A Neti tem que nos agradecer, porque o que ela fez, de invadir os apartamentos que estavam com demanda assinada... Porque deixar ela lá, por mais razão que ela possa ter, ela invadiu um apartamento já com outra demanda. Até porque nós estávamos conversando. Evidentemente que estava demorando, mas ela quis fazer uma pressão e quase que ela se complica...

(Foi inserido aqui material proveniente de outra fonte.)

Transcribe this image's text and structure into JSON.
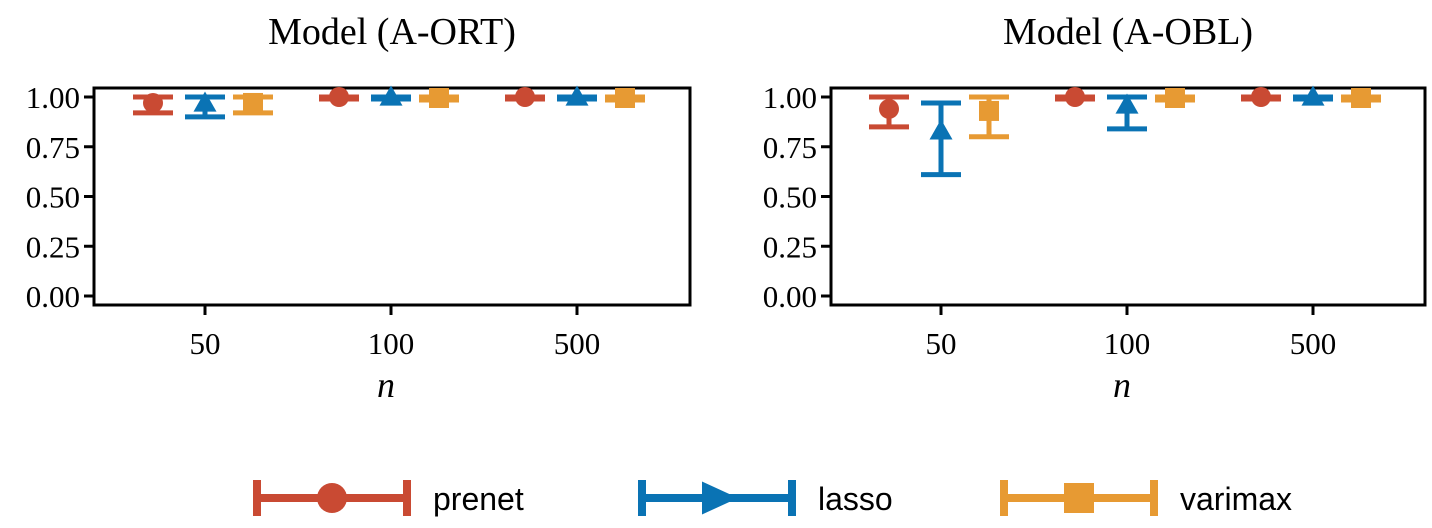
{
  "chart_data": [
    {
      "type": "errorbar",
      "title": "Model (A-ORT)",
      "xlabel": "n",
      "ylabel": "",
      "ylim": [
        0,
        1.05
      ],
      "yticks": [
        "0.00",
        "0.25",
        "0.50",
        "0.75",
        "1.00"
      ],
      "categories": [
        "50",
        "100",
        "500"
      ],
      "series": [
        {
          "name": "prenet",
          "color": "#c94a33",
          "marker": "circle",
          "mean": [
            0.97,
            1.0,
            1.0
          ],
          "lower": [
            0.92,
            0.99,
            0.99
          ],
          "upper": [
            1.0,
            1.0,
            1.0
          ]
        },
        {
          "name": "lasso",
          "color": "#0a73b4",
          "marker": "triangle",
          "mean": [
            0.97,
            1.0,
            1.0
          ],
          "lower": [
            0.9,
            0.99,
            0.99
          ],
          "upper": [
            1.0,
            1.0,
            1.0
          ]
        },
        {
          "name": "varimax",
          "color": "#e79a33",
          "marker": "square",
          "mean": [
            0.97,
            0.995,
            0.995
          ],
          "lower": [
            0.92,
            0.985,
            0.985
          ],
          "upper": [
            1.0,
            1.0,
            1.0
          ]
        }
      ]
    },
    {
      "type": "errorbar",
      "title": "Model (A-OBL)",
      "xlabel": "n",
      "ylabel": "",
      "ylim": [
        0,
        1.05
      ],
      "yticks": [
        "0.00",
        "0.25",
        "0.50",
        "0.75",
        "1.00"
      ],
      "categories": [
        "50",
        "100",
        "500"
      ],
      "series": [
        {
          "name": "prenet",
          "color": "#c94a33",
          "marker": "circle",
          "mean": [
            0.94,
            1.0,
            1.0
          ],
          "lower": [
            0.85,
            0.99,
            0.99
          ],
          "upper": [
            1.0,
            1.0,
            1.0
          ]
        },
        {
          "name": "lasso",
          "color": "#0a73b4",
          "marker": "triangle",
          "mean": [
            0.83,
            0.96,
            1.0
          ],
          "lower": [
            0.61,
            0.84,
            0.99
          ],
          "upper": [
            0.97,
            1.0,
            1.0
          ]
        },
        {
          "name": "varimax",
          "color": "#e79a33",
          "marker": "square",
          "mean": [
            0.93,
            0.995,
            0.995
          ],
          "lower": [
            0.8,
            0.985,
            0.985
          ],
          "upper": [
            1.0,
            1.0,
            1.0
          ]
        }
      ]
    }
  ],
  "legend": [
    {
      "label": "prenet",
      "color": "#c94a33",
      "marker": "circle"
    },
    {
      "label": "lasso",
      "color": "#0a73b4",
      "marker": "triangle"
    },
    {
      "label": "varimax",
      "color": "#e79a33",
      "marker": "square"
    }
  ]
}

Invadiu uma propriedade. Nós gastamos um monte de dinheiro para por a propriedade que ela depredou em condições. De quem nós vamos cobrar isto? Devíamos cobrar dela. Certo? Ela depredou e foi descuidada. Absolutamente descuidada. Fez malícia, fez declaração no jornal. Declarou naquela mistura de boa intenção... A Boa intenção gera ingenuidade. Arrebentaram as portas. Estragaram tudo, mas não estamos cobrando dela.

(Cf. anexo IV)

Ao ser interpelada sobre este conflito com o Dr. Hoffmann, Neti explica:

Invasão é crime né! Ocupação a gente está ocupando porque tem a necessidade. Eles disseram agora que eu vou ter que assinar, tipo um inquérito criminal por ter destruído o patrimônio público por causa da ocupação lá do Pari. Eu disse

‗- mas o que foi que eu quebrei?‘

‗- ah, você quebrou o portão e grade da CDHU.‘

Eu vou assinar, por ter destruído a grade do CDHU e aonde é que o governo assina por ter destruído a vida daquelas famílias, o sonho daquelas famílias? As famílias já tinham garantia de morar. Onde é que o governo assina isto? Por ter destruído a vida da família, por ter deixado o filho para um lado e mãe para um outro.

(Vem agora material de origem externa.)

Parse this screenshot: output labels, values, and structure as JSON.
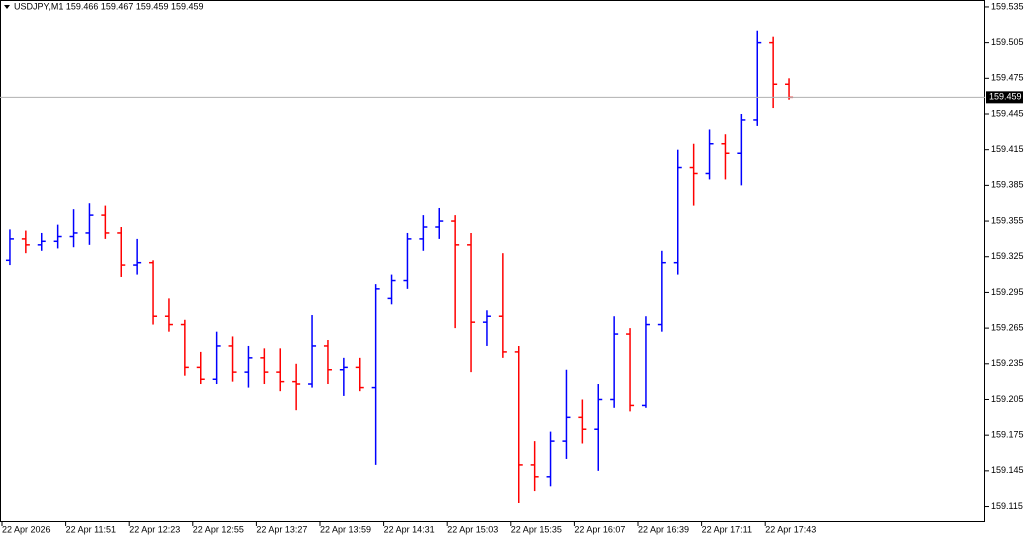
{
  "chart_data": {
    "type": "ohlc",
    "title": "USDJPY,M1 159.466 159.467 159.459 159.459",
    "categories": [
      "22 Apr 2026",
      null,
      null,
      null,
      "22 Apr 11:51",
      null,
      null,
      null,
      "22 Apr 12:23",
      null,
      null,
      null,
      "22 Apr 12:55",
      null,
      null,
      null,
      "22 Apr 13:27",
      null,
      null,
      null,
      "22 Apr 13:59",
      null,
      null,
      null,
      "22 Apr 14:31",
      null,
      null,
      null,
      "22 Apr 15:03",
      null,
      null,
      null,
      "22 Apr 15:35",
      null,
      null,
      null,
      "22 Apr 16:07",
      null,
      null,
      null,
      "22 Apr 16:39",
      null,
      null,
      null,
      "22 Apr 17:11",
      null,
      null,
      null,
      "22 Apr 17:43",
      null
    ],
    "open": [
      159.322,
      159.34,
      159.335,
      159.338,
      159.342,
      159.345,
      159.36,
      159.345,
      159.318,
      159.32,
      159.275,
      159.268,
      159.232,
      159.222,
      159.25,
      159.228,
      159.24,
      159.228,
      159.22,
      159.218,
      159.25,
      159.23,
      159.232,
      159.215,
      159.29,
      159.305,
      159.34,
      159.35,
      159.355,
      159.335,
      159.27,
      159.275,
      159.245,
      159.15,
      159.14,
      159.17,
      159.19,
      159.18,
      159.205,
      159.26,
      159.2,
      159.268,
      159.32,
      159.4,
      159.395,
      159.42,
      159.412,
      159.44,
      159.505,
      159.47
    ],
    "high": [
      159.348,
      159.347,
      159.345,
      159.352,
      159.365,
      159.37,
      159.368,
      159.35,
      159.34,
      159.322,
      159.29,
      159.272,
      159.245,
      159.262,
      159.258,
      159.25,
      159.248,
      159.248,
      159.235,
      159.276,
      159.255,
      159.24,
      159.24,
      159.302,
      159.31,
      159.345,
      159.36,
      159.366,
      159.36,
      159.345,
      159.28,
      159.328,
      159.25,
      159.17,
      159.178,
      159.23,
      159.205,
      159.218,
      159.275,
      159.265,
      159.275,
      159.33,
      159.415,
      159.42,
      159.432,
      159.428,
      159.445,
      159.515,
      159.51,
      159.475
    ],
    "low": [
      159.318,
      159.328,
      159.33,
      159.332,
      159.333,
      159.335,
      159.34,
      159.308,
      159.31,
      159.268,
      159.262,
      159.225,
      159.218,
      159.218,
      159.22,
      159.215,
      159.218,
      159.212,
      159.196,
      159.215,
      159.218,
      159.208,
      159.212,
      159.15,
      159.285,
      159.298,
      159.33,
      159.34,
      159.265,
      159.228,
      159.25,
      159.24,
      159.118,
      159.128,
      159.132,
      159.155,
      159.168,
      159.145,
      159.198,
      159.195,
      159.198,
      159.262,
      159.31,
      159.368,
      159.39,
      159.39,
      159.385,
      159.435,
      159.45,
      159.457
    ],
    "close": [
      159.34,
      159.335,
      159.338,
      159.342,
      159.345,
      159.36,
      159.345,
      159.318,
      159.32,
      159.275,
      159.268,
      159.232,
      159.222,
      159.25,
      159.228,
      159.24,
      159.228,
      159.22,
      159.218,
      159.25,
      159.23,
      159.232,
      159.215,
      159.298,
      159.305,
      159.34,
      159.35,
      159.355,
      159.335,
      159.27,
      159.275,
      159.245,
      159.15,
      159.14,
      159.17,
      159.19,
      159.18,
      159.205,
      159.26,
      159.2,
      159.268,
      159.32,
      159.4,
      159.395,
      159.42,
      159.412,
      159.44,
      159.505,
      159.47,
      159.459
    ],
    "up_color": "#0000ff",
    "down_color": "#ff0000",
    "current_price": 159.459,
    "ylim": [
      159.102,
      159.54
    ],
    "yticks": [
      159.535,
      159.505,
      159.475,
      159.445,
      159.415,
      159.385,
      159.355,
      159.325,
      159.295,
      159.265,
      159.235,
      159.205,
      159.175,
      159.145,
      159.115
    ]
  }
}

‗- Onde é que eu assino. Eu vou assinar, mas eu vou correr atrás dos direitos!‘.

‗- Não, mas é um patrimônio público, você não pode fazer isto.‘

‗- Aonde fica o direito da munícipe?‘

O Governo do Estado, o Governo Federal, o Governo Municipal, vira e fala assim:

‗- Eu não vou atender! Não quero atender.‘

‗- To diante de um espelho. Não vai atender? Ok! Então eu vou ocupar!‘

(Cf. anexo IV)

Sobre este aumento no reajuste das cartas que foi combinado para a desocupação do Pari, fora o depoimento da Neti, temos o da Jomarina, que acrescenta sua experiência com próprio Dr. Lajarin, pois disse que o mesmo encaminhou o pedido de sua carta para o Ministério da Cidade, como uma carta piloto, para ver se os valores seriam alterados. Temos também, o depoimento da Sra. Ivana e da Adriana que dizem desconhecer este acordo. A Sra. Ivana afirma que nenhuma carta até agora veio com novos valores:

Eu ainda não tenho esta informação. Ela já estava até falando que já tinha conseguido... Eu conversei com o pessoal aqui, com a área que emite estas cartas de crédito, que é na verdade do atendimento habitacional, que assina, que faz a gestão financeira e a emissão destas cartas e ela não tem uma informação que deveria ter aumentado. Autorizada, porque isto tem que passar por reunião de diretoria dentro da presidência do CDHU, se ela não for autorizada, não pode emitir. Então pode ser que esteja em negociação, mas não tem aprovação. Porque as novas cartas de crédito que eu estou recebendo deste programa não vem com alteração.

(Cf. anexo IV)

Há nitidamente uma falta de comunicação entre a secretária de Habitação do Estado e sua unidade de atendimento. Para compreendermos as implicações e significações deste fato seria necessário conduzir nossa pesquisa para as relações internas da CDHU e isso nos tiraria do nosso propósito, ficando aqui a sugestão para trabalhos futuros.

Aprofundar a questão da operacionalidade das cartas de crédito, a teia de relações interna da CDHU após as terceirizações, entender o que é causado com

a mudança constante dos representantes em seu interior e a importância dos laços entre esferas de governos e as conseqüências políticas numa teia de relações é certamente o escopo para um outro tipo de pesquisa, pois requereria mais tempo.